2023 yılının aralık ayında yüzde 49 zamla asgari ücret 17 bin TL olarak belirlendi. Ancak yılbaşında yapılan yüzde 49’luk zam enflasyonist baskı içinde giderek eridi.
2022 ve 2023 yıllarında yılda iki kez asgari ücret zammı yapılması ve fiyat artışlarının devam etmesi sebebiyle 2024 temmuz ayında yeni bir zam talebi doğal olarak çalışanlarda ortaya çıktı. Ne var ki mevcut durumda böyle bir gelişme yaşanmadı.
Buna rağmen ülke genelinde halen 7 milyonu aşkın asgari ücretliyi ilgilendiren asgari ücret ara zammı talebi hiç şüphesiz gündem olmaya devam edecektir. Sendikalar da bu yöndeki taleplerini daha güçlü bir şekilde duyuracaklarını geçtiğimiz günlerde yaptıkları toplantılarla kamuoyuna açıkladılar.
Asgari ücretin artmaması sadece çalışanları olumsuz olarak etkilemedi, ayrıca birtakım sektörler özellikle bu durumdan olumsuz etkilendi. Bu sektörler genellikle hizmet sektöründe bulunan, daha çok insan gücü kullanan ve müşterileriyle yıllık sözleşme yapmış olan firmaları içeriyor. Nitekim yılbaşında bağlanan ücret seviyesiyle çalıştırılan kişiler asgari ücretin artmamasıyla beraber refah seviyelerinde çok ciddi aşınma meydana geldiği için firmalarından ücret artışı talep etmekte, bu talebi karşılayan firmalar ise bu artışları yansıtamadığı için ya istihdamı azaltmakta ya da yeni projelere girememekte.

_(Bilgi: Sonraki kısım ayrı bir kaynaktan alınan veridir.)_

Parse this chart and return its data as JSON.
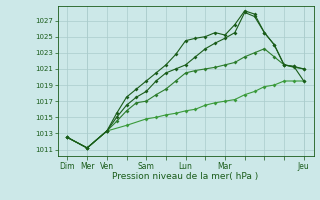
{
  "bg_color": "#cce8e8",
  "grid_color": "#aacccc",
  "line_color_dark": "#1a5c1a",
  "line_color_mid": "#2d7d2d",
  "line_color_light": "#3a9a3a",
  "xlabel": "Pression niveau de la mer( hPa )",
  "yticks": [
    1011,
    1013,
    1015,
    1017,
    1019,
    1021,
    1023,
    1025,
    1027
  ],
  "ylim": [
    1010.2,
    1028.8
  ],
  "xlim": [
    -0.5,
    12.5
  ],
  "xtick_labels": [
    "Dim",
    "Mer",
    "Ven",
    "",
    "Sam",
    "",
    "Lun",
    "",
    "Mar",
    "",
    "",
    "",
    "Jeu"
  ],
  "xtick_positions": [
    0,
    1,
    2,
    3,
    4,
    5,
    6,
    7,
    8,
    9,
    10,
    11,
    12
  ],
  "separator_x": [
    1,
    4,
    6,
    8,
    12
  ],
  "series1_x": [
    0,
    1,
    2,
    3,
    4,
    4.5,
    5,
    5.5,
    6,
    6.5,
    7,
    7.5,
    8,
    8.5,
    9,
    9.5,
    10,
    10.5,
    11,
    11.5,
    12
  ],
  "series1_y": [
    1012.5,
    1011.2,
    1013.3,
    1014.0,
    1014.8,
    1015.0,
    1015.3,
    1015.5,
    1015.8,
    1016.0,
    1016.5,
    1016.8,
    1017.0,
    1017.2,
    1017.8,
    1018.2,
    1018.8,
    1019.0,
    1019.5,
    1019.5,
    1019.5
  ],
  "series2_x": [
    0,
    1,
    2,
    2.5,
    3,
    3.5,
    4,
    4.5,
    5,
    5.5,
    6,
    6.5,
    7,
    7.5,
    8,
    8.5,
    9,
    9.5,
    10,
    10.5,
    11,
    11.5,
    12
  ],
  "series2_y": [
    1012.5,
    1011.2,
    1013.3,
    1014.5,
    1015.8,
    1016.8,
    1017.0,
    1017.8,
    1018.5,
    1019.5,
    1020.5,
    1020.8,
    1021.0,
    1021.2,
    1021.5,
    1021.8,
    1022.5,
    1023.0,
    1023.5,
    1022.5,
    1021.5,
    1021.2,
    1021.0
  ],
  "series3_x": [
    0,
    1,
    2,
    2.5,
    3,
    3.5,
    4,
    4.5,
    5,
    5.5,
    6,
    6.5,
    7,
    7.5,
    8,
    8.5,
    9,
    9.5,
    10,
    10.5,
    11,
    11.5,
    12
  ],
  "series3_y": [
    1012.5,
    1011.2,
    1013.3,
    1015.0,
    1016.5,
    1017.5,
    1018.2,
    1019.5,
    1020.5,
    1021.0,
    1021.5,
    1022.5,
    1023.5,
    1024.2,
    1024.8,
    1025.5,
    1028.0,
    1027.5,
    1025.5,
    1024.0,
    1021.5,
    1021.3,
    1021.0
  ],
  "series4_x": [
    0,
    1,
    2,
    2.5,
    3,
    3.5,
    4,
    4.5,
    5,
    5.5,
    6,
    6.5,
    7,
    7.5,
    8,
    8.5,
    9,
    9.5,
    10,
    10.5,
    11,
    11.5,
    12
  ],
  "series4_y": [
    1012.5,
    1011.2,
    1013.3,
    1015.5,
    1017.5,
    1018.5,
    1019.5,
    1020.5,
    1021.5,
    1022.8,
    1024.5,
    1024.8,
    1025.0,
    1025.5,
    1025.2,
    1026.5,
    1028.2,
    1027.8,
    1025.5,
    1024.0,
    1021.5,
    1021.3,
    1019.5
  ]
}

Nitekim son açıklanan istihdam verileri çerçevesinde işsizlikte yaşanan artışın önemli bölümünün bu durumdan kaynaklandığı açıktır.
Özel güvenlik örneği
Diğer uyandan bu olumsuz ekonomik durum işsizliğin yanı sıra istihdamı artırmak endişesinde olan firmaları da çaresiz bırakmaktadır. Örnek vermek gerekirse, özel güvenlik sektöründe düşük ücret politikaları ile özel güvenlik görevlisi istihdamında sorunlar olmakta, personel teminindeki güçlüklerin yanı sıra sürekli iş değiştirme ve hızlı sirkülasyon sektörde nitelikli insan gücünün oluşmasına mani bir husus olarak ortaya çıkmaktadır.
Ülkemizde 375 bin kişinin üzerinde özel istihdam görevlisi var. Bu sayının 187 bini özelde istihdam edilirken 183 bin özel güvenlik görevlisi kamuda çalışıyor. Gerçi kamuda çalışan özel güvenlik görevlilerinin nispeten bazı ilave ödemeler ve yan haklardan istifade ederek asgari ücret ile çalışanlara nazaran bir nebze durumlarının daha iyi olduğu gözleniyor. Ancak özel sektörde çalışanlar açısından aynı şeyi söylemek mümkün değil.
İşsizliğin arttığı bu dönemde sektörleri kendi özel şartları içinde değerlendirmek gerekir. İstihdam deposu olabilecek sektörler itinayla korunmalıdır. Örneğimizden devam edecek olursak özel güvenlik görevlilerine bağlı olduğu özel güvenlik şirketleri tarafında yapılabilecek ilave iyileştirmeler müşteri tarafının bağlayıcı talepleri / asgari ücret skalasında kalması nedeniyle gerçekleştirilememekte. Bu ise özel güvenlik sektöründe iş gücü açığının kaçınılmaz olmasına neden olmaktadır.
İstihdam artırıcı etki
Nitekim özel güvenlik şirketlerinin doğal olarak hizmet verilen asıl işverenden özel güvenlik görevlileri için enflasyon baskısını gidermek amacı ile hizmet karşılığındaki ücretlerinin fiyatlamasında artış talepleri yapmaları kaçınılmaz olmuş ve taleplerinde hizmeti alan tarafından olumlu bakılması beklentisine girilmiştir.
Sonuç olarak asgari ücrette beklenen artışın yapılmaması firmaları karşı karşıya getirmiş, sorun çözülemediği için ya istihdam azalmış ya da verilen hizmetin kalitesi düşmüştür.
Sonuç olarak istihdam artırıcı etkisi düşünülerek hizmet sektöründe sözleşme koşullarına ilişkin kamu otoritesinin kararlar alması, bunların bağlayıcı olması gerekiyor.